Actually, it will re-launch in the next few days with what Jenny Shipley calls a “strategic” reshuffle — neither major nor a fine-tune.
If Wyatt Creech is to leave Parliament in 2002, the deputy leadership needs sorting now. And there are some younger and newer MPs to be given more responsibility and latitude — as befits the 1999 crop’s quality as the best for a decade.
Is “strategic” enough? Or does National actually need a major remake?
To regain office in 2002 it needs a combination of some or all of:
a serious economic setback that looks like the government’s fault — there was a whiff of that last year and now the United States economy is at last slowing;
gross misjudgment or serious disunity in the government — some of last year’s “credit card” legislation, the “closing the gaps” gaffes and the Dover Samuels affair gave National a premature, deceptive morale boost;
promotion of policies and personnel that voters can recognise as a break with, or a moving on from, the now dated 1990s line;
a recovery of the party organisation which, in the opinion of an acute insider of long experience, is at its weakest since 1945, short of high-quality senior executives and down yet again in total membership, to a tenth of its zenith a quarter of a century ago;
a coalition partner capable of winning seats, an indispensable item in MMP — both Act and New Zealand First are at risk in 2002 and nothing else is yet on the radar.
National has limited scope to influence the first and last.
The second depends on the government generating opportunities. There are vulnerable points in Helen Clark’s management style and in a programme which features a lot of social and civil policy reform, some of it ahead of mainstream opinion.
But to exploit those weak points National has to learn to pass up fights on problems which originated in its term of office and thus leave the government pretty much unscathed. Time and again last year Ms Clark squashed inadequately prepared attacks with contemptuous ease.
Instead, National must undermine Labour on things of its own doing. The most effective so far at this has been Mr Creech in health, which is a timebomb of overcommitment on salaries and underfunding. Auckland, for example, has not signed its contract with the Ministry of Health because it can’t guarantee budgetary ends will meet.
More important is the third, to recast the policy line as a modernised expression of National core values. In this, National is hamstrung by the loss of its ablest thinker, Simon Upton, who in several speeches to party conferences in recent years made useful stabs at redefining National values.
National is hamstrung, too, in the parallel need to refresh its lineup, because its senior figures, even its “brat-pack” younger set that includes Mr English, are strongly identified with the 1990s policies to which the electorate requested a correction in 1999 — so a few ritual executions will not remake the image and may spark destructive factionalism.

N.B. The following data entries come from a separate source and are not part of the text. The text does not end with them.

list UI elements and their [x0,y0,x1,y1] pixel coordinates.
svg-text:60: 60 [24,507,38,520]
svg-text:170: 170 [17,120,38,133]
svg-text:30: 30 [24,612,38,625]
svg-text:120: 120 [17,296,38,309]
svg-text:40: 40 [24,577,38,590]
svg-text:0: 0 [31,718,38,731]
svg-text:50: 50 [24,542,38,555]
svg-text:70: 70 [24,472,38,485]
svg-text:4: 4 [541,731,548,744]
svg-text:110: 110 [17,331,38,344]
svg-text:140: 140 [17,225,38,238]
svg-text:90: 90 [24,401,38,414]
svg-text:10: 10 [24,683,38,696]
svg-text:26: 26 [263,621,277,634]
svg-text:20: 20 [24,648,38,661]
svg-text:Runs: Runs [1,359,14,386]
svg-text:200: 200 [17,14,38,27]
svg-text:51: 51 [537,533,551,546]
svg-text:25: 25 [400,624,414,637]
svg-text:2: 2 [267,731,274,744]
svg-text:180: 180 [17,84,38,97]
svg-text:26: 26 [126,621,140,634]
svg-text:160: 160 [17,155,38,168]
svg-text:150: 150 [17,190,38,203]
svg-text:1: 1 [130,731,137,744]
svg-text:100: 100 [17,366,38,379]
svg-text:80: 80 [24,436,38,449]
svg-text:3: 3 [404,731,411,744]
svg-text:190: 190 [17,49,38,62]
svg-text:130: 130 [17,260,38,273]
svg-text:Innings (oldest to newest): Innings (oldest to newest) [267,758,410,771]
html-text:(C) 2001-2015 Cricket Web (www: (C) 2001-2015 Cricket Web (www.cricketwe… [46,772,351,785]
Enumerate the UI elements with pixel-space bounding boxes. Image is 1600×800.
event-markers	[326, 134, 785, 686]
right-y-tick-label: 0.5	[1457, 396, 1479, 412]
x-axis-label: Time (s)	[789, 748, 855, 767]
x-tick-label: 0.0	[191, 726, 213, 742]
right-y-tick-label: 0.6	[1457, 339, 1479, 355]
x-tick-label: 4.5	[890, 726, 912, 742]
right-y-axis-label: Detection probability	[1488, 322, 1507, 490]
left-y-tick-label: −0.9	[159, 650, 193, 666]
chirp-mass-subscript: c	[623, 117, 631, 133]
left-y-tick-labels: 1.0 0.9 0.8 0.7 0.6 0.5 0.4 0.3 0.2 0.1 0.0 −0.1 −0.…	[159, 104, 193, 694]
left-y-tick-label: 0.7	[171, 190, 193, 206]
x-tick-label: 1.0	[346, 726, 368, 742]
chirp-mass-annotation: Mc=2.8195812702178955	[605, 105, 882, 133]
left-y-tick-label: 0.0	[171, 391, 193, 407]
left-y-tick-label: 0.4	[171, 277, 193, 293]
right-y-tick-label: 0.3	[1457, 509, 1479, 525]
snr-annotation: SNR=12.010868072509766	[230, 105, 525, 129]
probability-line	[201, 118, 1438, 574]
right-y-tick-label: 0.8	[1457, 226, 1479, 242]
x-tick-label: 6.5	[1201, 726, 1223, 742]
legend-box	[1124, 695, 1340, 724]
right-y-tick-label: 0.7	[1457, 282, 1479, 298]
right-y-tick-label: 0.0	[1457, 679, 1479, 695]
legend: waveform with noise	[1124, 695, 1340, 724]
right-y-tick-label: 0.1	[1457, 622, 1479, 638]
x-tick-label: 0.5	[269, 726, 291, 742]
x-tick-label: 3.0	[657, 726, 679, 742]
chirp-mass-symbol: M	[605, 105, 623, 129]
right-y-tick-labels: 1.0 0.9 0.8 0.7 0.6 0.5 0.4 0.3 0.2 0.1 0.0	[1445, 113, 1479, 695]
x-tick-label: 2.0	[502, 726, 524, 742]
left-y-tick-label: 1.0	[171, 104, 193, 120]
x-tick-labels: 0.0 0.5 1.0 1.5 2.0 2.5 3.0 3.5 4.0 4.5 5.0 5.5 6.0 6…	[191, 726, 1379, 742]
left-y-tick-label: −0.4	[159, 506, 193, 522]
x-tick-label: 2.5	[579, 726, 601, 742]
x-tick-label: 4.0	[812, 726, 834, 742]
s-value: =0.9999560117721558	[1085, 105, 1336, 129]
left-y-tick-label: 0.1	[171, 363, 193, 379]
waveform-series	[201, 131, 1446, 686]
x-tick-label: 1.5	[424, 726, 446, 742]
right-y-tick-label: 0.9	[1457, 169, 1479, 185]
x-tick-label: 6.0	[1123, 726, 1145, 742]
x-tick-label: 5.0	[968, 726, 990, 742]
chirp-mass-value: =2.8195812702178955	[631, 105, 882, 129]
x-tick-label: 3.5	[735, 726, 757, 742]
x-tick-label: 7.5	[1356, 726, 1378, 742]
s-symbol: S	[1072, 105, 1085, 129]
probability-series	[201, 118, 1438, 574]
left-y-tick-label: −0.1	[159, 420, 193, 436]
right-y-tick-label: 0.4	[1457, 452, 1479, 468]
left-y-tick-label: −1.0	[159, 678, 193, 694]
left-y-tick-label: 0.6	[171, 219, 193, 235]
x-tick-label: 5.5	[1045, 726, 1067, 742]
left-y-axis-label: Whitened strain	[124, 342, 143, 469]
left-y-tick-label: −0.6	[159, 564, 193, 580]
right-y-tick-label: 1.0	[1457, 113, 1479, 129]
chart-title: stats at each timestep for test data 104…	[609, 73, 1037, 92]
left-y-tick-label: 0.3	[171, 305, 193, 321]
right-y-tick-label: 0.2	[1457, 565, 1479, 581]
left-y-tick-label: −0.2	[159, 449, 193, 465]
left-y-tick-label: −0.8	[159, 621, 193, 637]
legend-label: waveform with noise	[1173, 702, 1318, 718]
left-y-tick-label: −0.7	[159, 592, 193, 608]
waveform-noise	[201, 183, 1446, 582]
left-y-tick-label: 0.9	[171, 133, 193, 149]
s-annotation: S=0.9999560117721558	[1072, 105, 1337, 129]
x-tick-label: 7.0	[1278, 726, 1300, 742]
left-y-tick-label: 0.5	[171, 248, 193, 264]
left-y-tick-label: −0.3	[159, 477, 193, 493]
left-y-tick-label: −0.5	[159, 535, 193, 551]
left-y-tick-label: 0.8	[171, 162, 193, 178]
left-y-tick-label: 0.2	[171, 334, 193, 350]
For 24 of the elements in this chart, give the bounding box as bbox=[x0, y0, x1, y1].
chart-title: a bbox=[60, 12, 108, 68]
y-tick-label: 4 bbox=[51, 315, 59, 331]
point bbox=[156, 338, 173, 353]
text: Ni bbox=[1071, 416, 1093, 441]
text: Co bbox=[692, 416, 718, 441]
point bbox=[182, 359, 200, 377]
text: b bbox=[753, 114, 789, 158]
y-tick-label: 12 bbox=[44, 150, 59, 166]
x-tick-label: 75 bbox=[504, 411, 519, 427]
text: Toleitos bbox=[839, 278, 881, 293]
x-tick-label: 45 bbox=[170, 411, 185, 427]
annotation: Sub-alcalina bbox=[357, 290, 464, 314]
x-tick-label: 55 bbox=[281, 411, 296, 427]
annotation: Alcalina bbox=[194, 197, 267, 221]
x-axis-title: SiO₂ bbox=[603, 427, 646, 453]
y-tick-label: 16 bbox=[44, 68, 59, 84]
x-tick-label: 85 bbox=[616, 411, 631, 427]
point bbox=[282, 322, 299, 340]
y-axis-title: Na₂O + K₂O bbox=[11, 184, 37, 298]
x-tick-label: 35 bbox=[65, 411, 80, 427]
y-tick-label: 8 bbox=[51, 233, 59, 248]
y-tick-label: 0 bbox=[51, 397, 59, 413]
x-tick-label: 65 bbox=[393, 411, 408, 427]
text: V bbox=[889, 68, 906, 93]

Moreover, while to many the government in 2000 seemed even more old-fashioned than National, Ms Clark is now groping towards a potentially powerful “knowledge society” initiative that could be made to look and feel modern, with the political bonus of not being “left” or “right”.
Which brings us to Michelle Boag’s presidential challenge to John Slater. It will be divisive and distracting. The media will likely present it as a surrogate leadership contest.
The membership slump is, at one level, just part of a worldwide turnoff from parties. But old habits die hard. Some fear the mass-membership party, a core element in National’s self-belief, is in jeopardy. Deep in the National psyche is a belief that the party hierarchy should be able to reverse the slide.
Ms Boag has been attracting a new and younger cohort of supporters through her website — people who, if National can wind them in, might energise and freshen the party.
But the ever-bouncy and busy Mr Slater, who can recite a raft of initiatives in 2000 under his aegis, has many debts to call in. And Ms Boag, to win, must convert much of the established conference delegateship. A tantalising conundrum.